I'm looking for a solution to an integral equation:
Given a function $f(x)$, find a function $g(x)$ such that $$\int_0^1 \frac{g(s)}{x-s} ds = f(x), \forall x \in [0,1]$$ satisfies.
Function $f(x)$ is actually a series of trigonometric functions, but let us have a simple start, say $f(x)=\cos x$. The work I'm doing now is to solve the integral numerically using Gauss-Chebyshev quadrature. Then I discretize $x$ and have a system of equations, which will give me discrete $g(s)$. I just feel the tricky part may be the discretization on $x$ and $s$ as they have the same range, and this can really affect my result.
My questions are:
- Is there an analytical solution to $g(x)$ and is it unique?
- What would be a good treatment for the discretization to solve the integral?
Thank you for your time to reading this. Any thoughts will be appreciated.
To partially answer your question, referring to Singular integral equations - Estrada, Kanwal, section 3.2. The Cauchy integral equation $$P.V.\int_0^1 \frac{g(t)}{t-s} dt = f(s)$$ Has a solution given by $$g(s) = \frac{c}{\pi \sqrt{s(1-s)}} + \frac{1}{\pi^2 \sqrt{s(1-s)}} \int_0^1 \frac{\sqrt{t(1-t)}f(t)}{s-t}dt$$ where $c$ is an arbitrary constant. And thus, you have an analytic solution.

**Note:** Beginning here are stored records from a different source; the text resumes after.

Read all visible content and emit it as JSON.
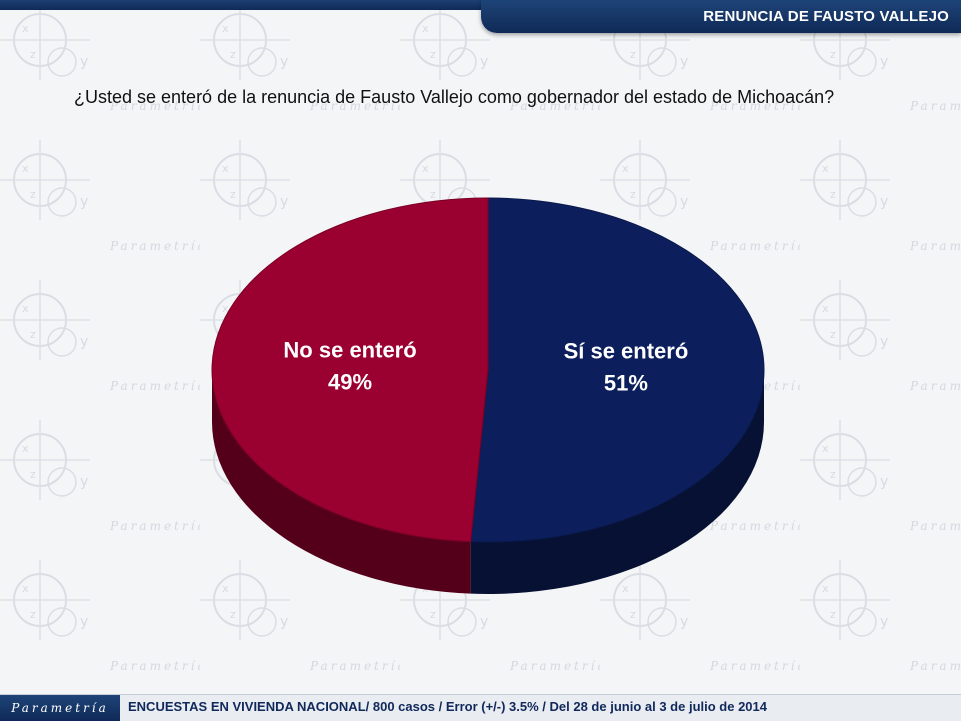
{
  "header": {
    "title": "RENUNCIA DE FAUSTO VALLEJO"
  },
  "question": "¿Usted se enteró de la renuncia de Fausto Vallejo como gobernador del estado de Michoacán?",
  "chart_data": {
    "type": "pie",
    "categories": [
      "No se enteró",
      "Sí se enteró"
    ],
    "values": [
      49,
      51
    ],
    "value_labels": [
      "49%",
      "51%"
    ],
    "colors": [
      "#9a0030",
      "#0c1f5c"
    ],
    "title": "",
    "legend": "none",
    "style": "3d"
  },
  "footer": {
    "logo": "Parametría",
    "text": "ENCUESTAS EN VIVIENDA NACIONAL/ 800 casos / Error (+/-) 3.5% / Del 28 de junio al 3 de julio de 2014"
  },
  "background": {
    "watermark": "Parametría"
  }
}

Another source that comes to my mind right now is the Handbook of integral equations - Polyanin Manzhirov, section 12.4-3, where it shows solutions to a similar equation in terms of the boundability of the solution. The downside of this one is it doesn't show any of the theory behind it, only states the solution.
That's what I can say by now.